<li>
<b>word</b>
<i>type</i>
<b>1.</b>
"translation 1"
<b>2.</b>
"translation 2"
</li>
I'm doing webscraping from an online dictionary, and the main dictionary part has roughly the above structure.
How exactly do I get all those children? With the usual selenium approach I see online, that is list_elem.find_elements(By.XPATH, ".//*")

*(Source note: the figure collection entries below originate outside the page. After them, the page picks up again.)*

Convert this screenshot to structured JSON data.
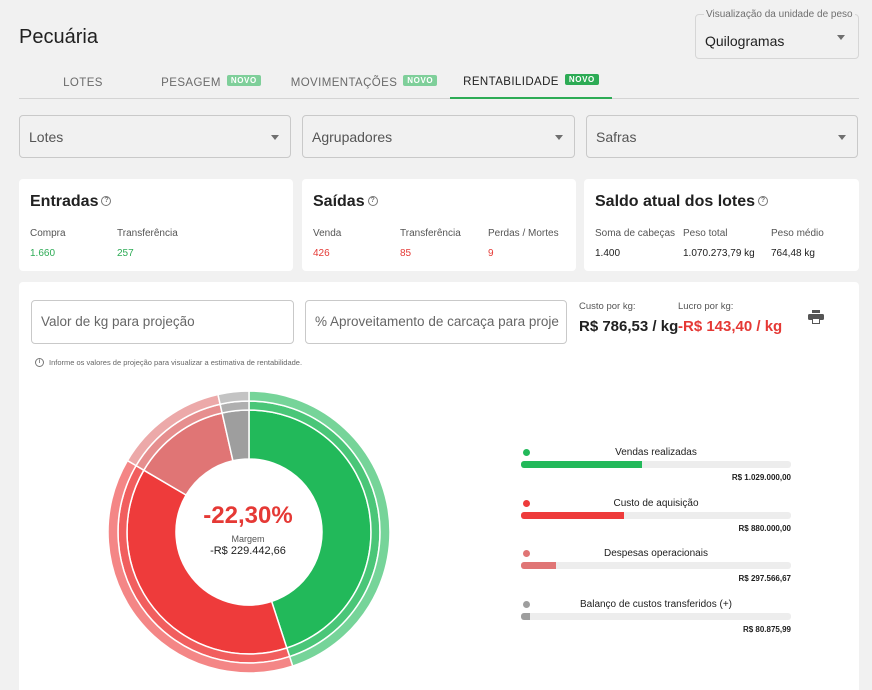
{
  "page": {
    "title": "Pecuária"
  },
  "unit_select": {
    "label": "Visualização da unidade de peso",
    "value": "Quilogramas"
  },
  "tabs": [
    {
      "label": "LOTES",
      "badge": ""
    },
    {
      "label": "PESAGEM",
      "badge": "NOVO"
    },
    {
      "label": "MOVIMENTAÇÕES",
      "badge": "NOVO"
    },
    {
      "label": "RENTABILIDADE",
      "badge": "NOVO",
      "active": true
    }
  ],
  "filters": {
    "lotes": "Lotes",
    "agrupadores": "Agrupadores",
    "safras": "Safras"
  },
  "cards": {
    "entradas": {
      "title": "Entradas",
      "stats": [
        {
          "label": "Compra",
          "value": "1.660"
        },
        {
          "label": "Transferência",
          "value": "257"
        }
      ]
    },
    "saidas": {
      "title": "Saídas",
      "stats": [
        {
          "label": "Venda",
          "value": "426"
        },
        {
          "label": "Transferência",
          "value": "85"
        },
        {
          "label": "Perdas / Mortes",
          "value": "9"
        }
      ]
    },
    "saldo": {
      "title": "Saldo atual dos lotes",
      "stats": [
        {
          "label": "Soma de cabeças",
          "value": "1.400"
        },
        {
          "label": "Peso total",
          "value": "1.070.273,79 kg"
        },
        {
          "label": "Peso médio",
          "value": "764,48 kg"
        }
      ]
    }
  },
  "projection": {
    "kg_value_placeholder": "Valor de kg para projeção",
    "carcass_placeholder": "% Aproveitamento de carcaça para proje...",
    "custo_label": "Custo por kg:",
    "custo_value": "R$ 786,53 / kg",
    "lucro_label": "Lucro por kg:",
    "lucro_value": "-R$ 143,40 / kg",
    "info": "Informe os valores de projeção para visualizar a estimativa de rentabilidade."
  },
  "donut": {
    "percent": "-22,30%",
    "label": "Margem",
    "value": "-R$ 229.442,66"
  },
  "chart_data": {
    "type": "pie",
    "title": "",
    "center_value": "-22,30%",
    "center_label": "Margem",
    "center_sub": "-R$ 229.442,66",
    "series": [
      {
        "name": "Vendas realizadas",
        "value": 1029000.0,
        "amount": "R$ 1.029.000,00",
        "color": "#22b95a"
      },
      {
        "name": "Custo de aquisição",
        "value": 880000.0,
        "amount": "R$ 880.000,00",
        "color": "#ee3b3b"
      },
      {
        "name": "Despesas operacionais",
        "value": 297566.67,
        "amount": "R$ 297.566,67",
        "color": "#e07575"
      },
      {
        "name": "Balanço de custos transferidos (+)",
        "value": 80875.99,
        "amount": "R$ 80.875,99",
        "color": "#9e9e9e"
      }
    ],
    "bar_max": 2299000
  }
}
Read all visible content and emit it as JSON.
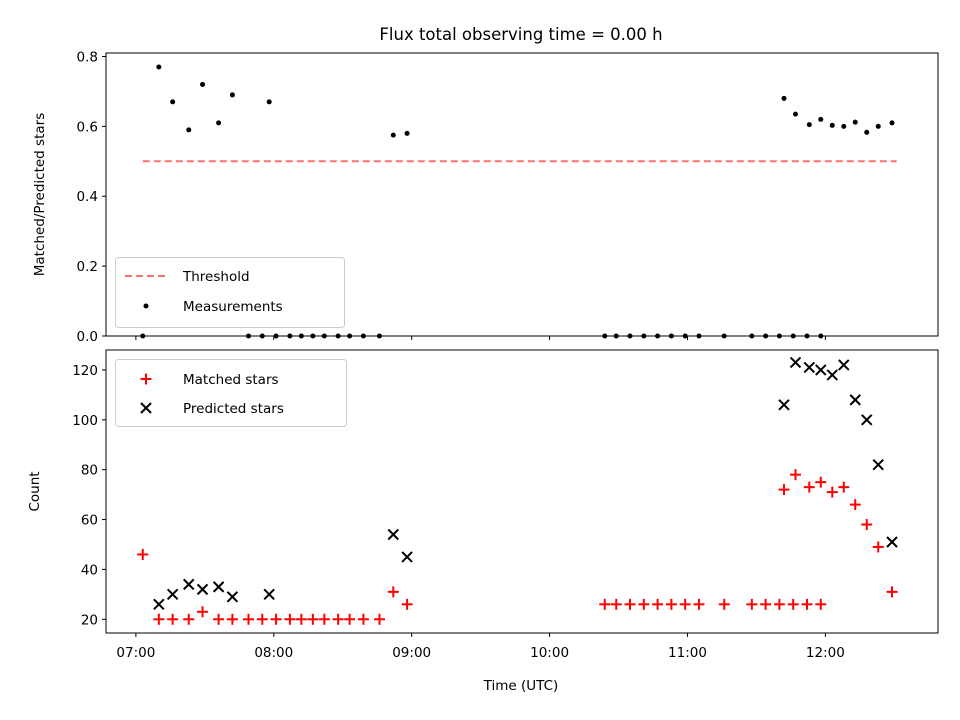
{
  "chart_data": [
    {
      "type": "scatter",
      "title": "Flux total observing time = 0.00 h",
      "xlabel": "",
      "ylabel": "Matched/Predicted stars",
      "xlim": [
        "06:47",
        "12:49"
      ],
      "ylim": [
        0,
        0.81
      ],
      "yticks": [
        "0.0",
        "0.2",
        "0.4",
        "0.6",
        "0.8"
      ],
      "legend": {
        "position": "lower-left",
        "entries": [
          "Threshold",
          "Measurements"
        ]
      },
      "colors": {
        "threshold": "#ff7070",
        "measurements": "#000000"
      },
      "threshold": {
        "name": "Threshold",
        "x": [
          "07:03",
          "12:31"
        ],
        "y": 0.5
      },
      "series": [
        {
          "name": "Measurements",
          "points": [
            [
              "07:03",
              0.0
            ],
            [
              "07:10",
              0.77
            ],
            [
              "07:16",
              0.67
            ],
            [
              "07:23",
              0.59
            ],
            [
              "07:29",
              0.72
            ],
            [
              "07:36",
              0.61
            ],
            [
              "07:42",
              0.69
            ],
            [
              "07:49",
              0.0
            ],
            [
              "07:55",
              0.0
            ],
            [
              "07:58",
              0.67
            ],
            [
              "08:01",
              0.0
            ],
            [
              "08:07",
              0.0
            ],
            [
              "08:12",
              0.0
            ],
            [
              "08:17",
              0.0
            ],
            [
              "08:22",
              0.0
            ],
            [
              "08:28",
              0.0
            ],
            [
              "08:33",
              0.0
            ],
            [
              "08:39",
              0.0
            ],
            [
              "08:46",
              0.0
            ],
            [
              "08:52",
              0.575
            ],
            [
              "08:58",
              0.58
            ],
            [
              "10:24",
              0.0
            ],
            [
              "10:29",
              0.0
            ],
            [
              "10:35",
              0.0
            ],
            [
              "10:41",
              0.0
            ],
            [
              "10:47",
              0.0
            ],
            [
              "10:53",
              0.0
            ],
            [
              "10:59",
              0.0
            ],
            [
              "11:05",
              0.0
            ],
            [
              "11:16",
              0.0
            ],
            [
              "11:28",
              0.0
            ],
            [
              "11:34",
              0.0
            ],
            [
              "11:40",
              0.0
            ],
            [
              "11:46",
              0.0
            ],
            [
              "11:52",
              0.0
            ],
            [
              "11:58",
              0.0
            ],
            [
              "11:42",
              0.68
            ],
            [
              "11:47",
              0.635
            ],
            [
              "11:53",
              0.605
            ],
            [
              "11:58",
              0.62
            ],
            [
              "12:03",
              0.603
            ],
            [
              "12:08",
              0.6
            ],
            [
              "12:13",
              0.612
            ],
            [
              "12:18",
              0.583
            ],
            [
              "12:23",
              0.6
            ],
            [
              "12:29",
              0.61
            ]
          ]
        }
      ]
    },
    {
      "type": "scatter",
      "title": "",
      "xlabel": "Time (UTC)",
      "ylabel": "Count",
      "xlim": [
        "06:47",
        "12:49"
      ],
      "ylim": [
        14.5,
        128
      ],
      "yticks": [
        "20",
        "40",
        "60",
        "80",
        "100",
        "120"
      ],
      "xticks": [
        "07:00",
        "08:00",
        "09:00",
        "10:00",
        "11:00",
        "12:00"
      ],
      "legend": {
        "position": "upper-left",
        "entries": [
          "Matched stars",
          "Predicted stars"
        ]
      },
      "colors": {
        "matched": "#ff0000",
        "predicted": "#000000"
      },
      "series": [
        {
          "name": "Matched stars",
          "points": [
            [
              "07:03",
              46
            ],
            [
              "07:10",
              20
            ],
            [
              "07:16",
              20
            ],
            [
              "07:23",
              20
            ],
            [
              "07:29",
              23
            ],
            [
              "07:36",
              20
            ],
            [
              "07:42",
              20
            ],
            [
              "07:49",
              20
            ],
            [
              "07:55",
              20
            ],
            [
              "08:01",
              20
            ],
            [
              "08:07",
              20
            ],
            [
              "08:12",
              20
            ],
            [
              "08:17",
              20
            ],
            [
              "08:22",
              20
            ],
            [
              "08:28",
              20
            ],
            [
              "08:33",
              20
            ],
            [
              "08:39",
              20
            ],
            [
              "08:46",
              20
            ],
            [
              "08:52",
              31
            ],
            [
              "08:58",
              26
            ],
            [
              "10:24",
              26
            ],
            [
              "10:29",
              26
            ],
            [
              "10:35",
              26
            ],
            [
              "10:41",
              26
            ],
            [
              "10:47",
              26
            ],
            [
              "10:53",
              26
            ],
            [
              "10:59",
              26
            ],
            [
              "11:05",
              26
            ],
            [
              "11:16",
              26
            ],
            [
              "11:28",
              26
            ],
            [
              "11:34",
              26
            ],
            [
              "11:40",
              26
            ],
            [
              "11:46",
              26
            ],
            [
              "11:52",
              26
            ],
            [
              "11:58",
              26
            ],
            [
              "11:42",
              72
            ],
            [
              "11:47",
              78
            ],
            [
              "11:53",
              73
            ],
            [
              "11:58",
              75
            ],
            [
              "12:03",
              71
            ],
            [
              "12:08",
              73
            ],
            [
              "12:13",
              66
            ],
            [
              "12:18",
              58
            ],
            [
              "12:23",
              49
            ],
            [
              "12:29",
              31
            ]
          ]
        },
        {
          "name": "Predicted stars",
          "points": [
            [
              "07:10",
              26
            ],
            [
              "07:16",
              30
            ],
            [
              "07:23",
              34
            ],
            [
              "07:29",
              32
            ],
            [
              "07:36",
              33
            ],
            [
              "07:42",
              29
            ],
            [
              "07:58",
              30
            ],
            [
              "08:52",
              54
            ],
            [
              "08:58",
              45
            ],
            [
              "11:42",
              106
            ],
            [
              "11:47",
              123
            ],
            [
              "11:53",
              121
            ],
            [
              "11:58",
              120
            ],
            [
              "12:03",
              118
            ],
            [
              "12:08",
              122
            ],
            [
              "12:13",
              108
            ],
            [
              "12:18",
              100
            ],
            [
              "12:23",
              82
            ],
            [
              "12:29",
              51
            ]
          ]
        }
      ]
    }
  ]
}
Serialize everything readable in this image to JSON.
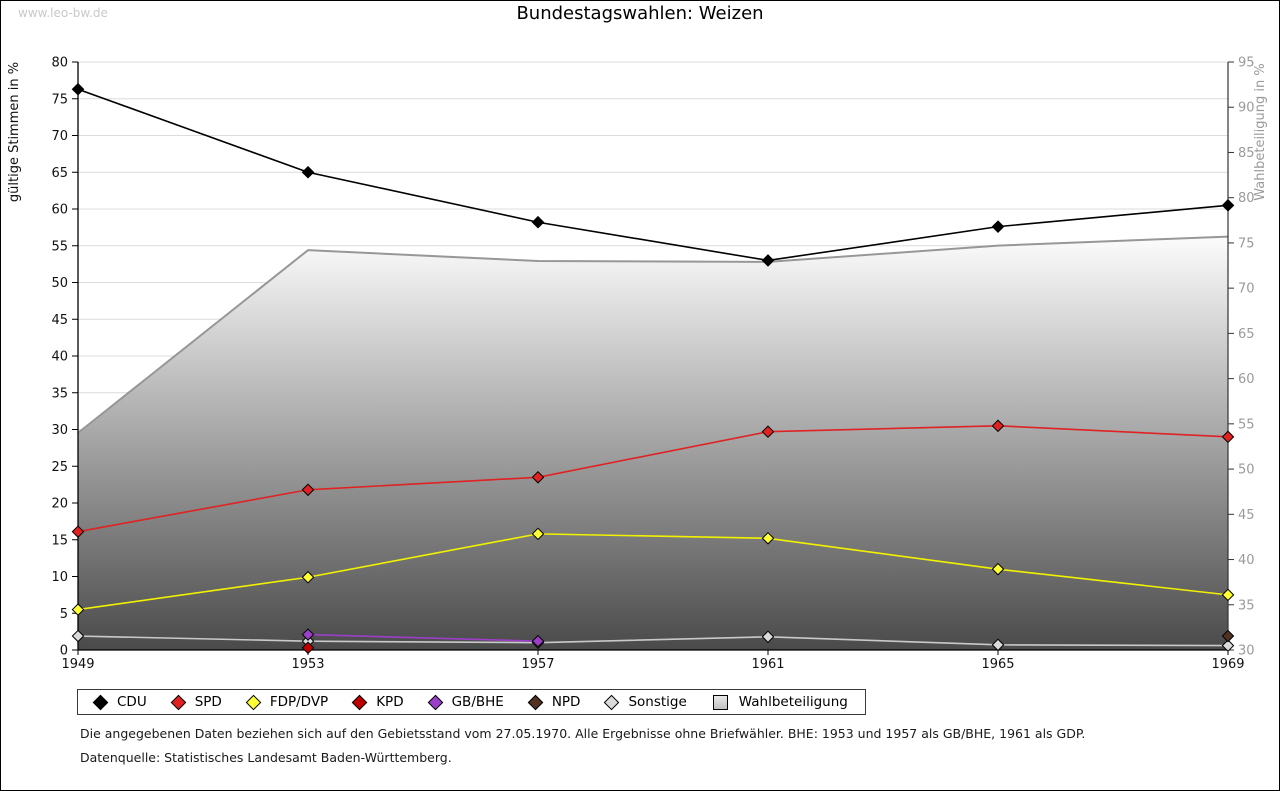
{
  "watermark": "www.leo-bw.de",
  "title": "Bundestagswahlen: Weizen",
  "chart_data": {
    "type": "line",
    "categories": [
      "1949",
      "1953",
      "1957",
      "1961",
      "1965",
      "1969"
    ],
    "left_axis": {
      "label": "gültige Stimmen in %",
      "min": 0,
      "max": 80,
      "step": 5
    },
    "right_axis": {
      "label": "Wahlbeteiligung in %",
      "min": 30,
      "max": 95,
      "step": 5
    },
    "grid": true,
    "series": [
      {
        "name": "CDU",
        "color": "#000000",
        "marker_fill": "#000000",
        "values": [
          76.3,
          65.0,
          58.2,
          53.0,
          57.6,
          60.5
        ]
      },
      {
        "name": "SPD",
        "color": "#e02222",
        "marker_fill": "#e02222",
        "values": [
          16.1,
          21.8,
          23.5,
          29.7,
          30.5,
          29.0
        ]
      },
      {
        "name": "FDP/DVP",
        "color": "#f2f200",
        "marker_fill": "#ffff33",
        "values": [
          5.5,
          9.9,
          15.8,
          15.2,
          11.0,
          7.5
        ]
      },
      {
        "name": "KPD",
        "color": "#c00000",
        "marker_fill": "#c00000",
        "values": [
          null,
          0.3,
          null,
          null,
          null,
          null
        ]
      },
      {
        "name": "GB/BHE",
        "color": "#9b3fc8",
        "marker_fill": "#9b3fc8",
        "values": [
          null,
          2.1,
          1.2,
          null,
          null,
          null
        ]
      },
      {
        "name": "NPD",
        "color": "#523022",
        "marker_fill": "#523022",
        "values": [
          null,
          null,
          null,
          null,
          null,
          1.9
        ]
      },
      {
        "name": "Sonstige",
        "color": "#c9c9c9",
        "marker_fill": "#dadada",
        "values": [
          1.9,
          1.2,
          1.0,
          1.8,
          0.7,
          0.6
        ]
      }
    ],
    "turnout": {
      "name": "Wahlbeteiligung",
      "axis": "right",
      "line_color": "#979797",
      "gradient_top": "#fdfdfd",
      "gradient_bottom": "#4a4a4a",
      "values": [
        54.0,
        74.2,
        73.0,
        72.9,
        74.7,
        75.7
      ]
    }
  },
  "legend": {
    "items": [
      {
        "label": "CDU",
        "color": "#000000",
        "shape": "diamond"
      },
      {
        "label": "SPD",
        "color": "#e02222",
        "shape": "diamond"
      },
      {
        "label": "FDP/DVP",
        "color": "#ffff33",
        "shape": "diamond"
      },
      {
        "label": "KPD",
        "color": "#c00000",
        "shape": "diamond"
      },
      {
        "label": "GB/BHE",
        "color": "#9b3fc8",
        "shape": "diamond"
      },
      {
        "label": "NPD",
        "color": "#523022",
        "shape": "diamond"
      },
      {
        "label": "Sonstige",
        "color": "#dadada",
        "shape": "diamond"
      },
      {
        "label": "Wahlbeteiligung",
        "color": "#cfcfcf",
        "shape": "square"
      }
    ]
  },
  "footnotes": [
    "Die angegebenen Daten beziehen sich auf den Gebietsstand vom 27.05.1970. Alle Ergebnisse ohne Briefwähler. BHE: 1953 und 1957 als GB/BHE, 1961 als GDP.",
    "Datenquelle: Statistisches Landesamt Baden-Württemberg."
  ]
}
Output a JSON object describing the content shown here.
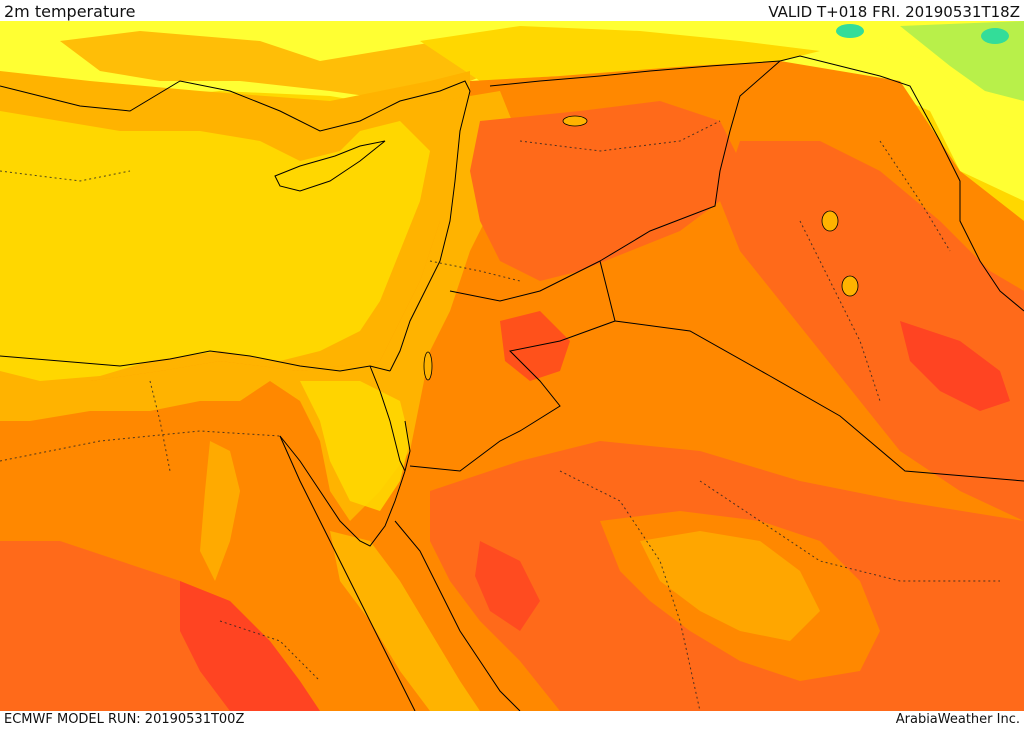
{
  "header": {
    "title": "2m temperature",
    "valid_time": "VALID T+018 FRI. 20190531T18Z"
  },
  "footer": {
    "model_run": "ECMWF MODEL RUN: 20190531T00Z",
    "credit": "ArabiaWeather Inc."
  },
  "map": {
    "variable": "2m temperature",
    "colors": {
      "cool_green": "#7fe07f",
      "cyan_spot": "#33dd99",
      "yellow_light": "#ffff33",
      "yellow": "#ffd700",
      "orange_light": "#ffb300",
      "orange": "#ff8800",
      "orange_dark": "#ff6a1a",
      "red": "#ff4422",
      "border_line": "#000000"
    }
  }
}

I only get the "proper" children, but not the textual ones (sorry if my word choice is off). Meaning I would like to have len(children) == 6
, instead of len(children) == 4
I would like to get all children for further analysis
CodePudding user response:
Elements *
, comment()
, text()
, and processing-instruction()
are all nodes.
To select all nodes:
.//node()
To ensure that it's only selecting *
and text()
you can add a predicate filter:
.//node()[self::* or self::text()]
CodePudding user response:
I'm not a Selenium expert but I've read StackOverflow answers where apparently knowledgeable people have asserted that Selenium's XPath queries must return elements (so text nodes are not supported as a query result type), and I'm pretty sure that's correct.
So a query like like //*
(return every element in the document) will work fine in Selenium, but //text()
(return every text node in the document) won't, because although it's a valid XPath query, it returns text nodes rather than elements.
I suggest you consider using a different XPath API to execute your XPath queries, e.g. lxml
, which doesn't have that limitation.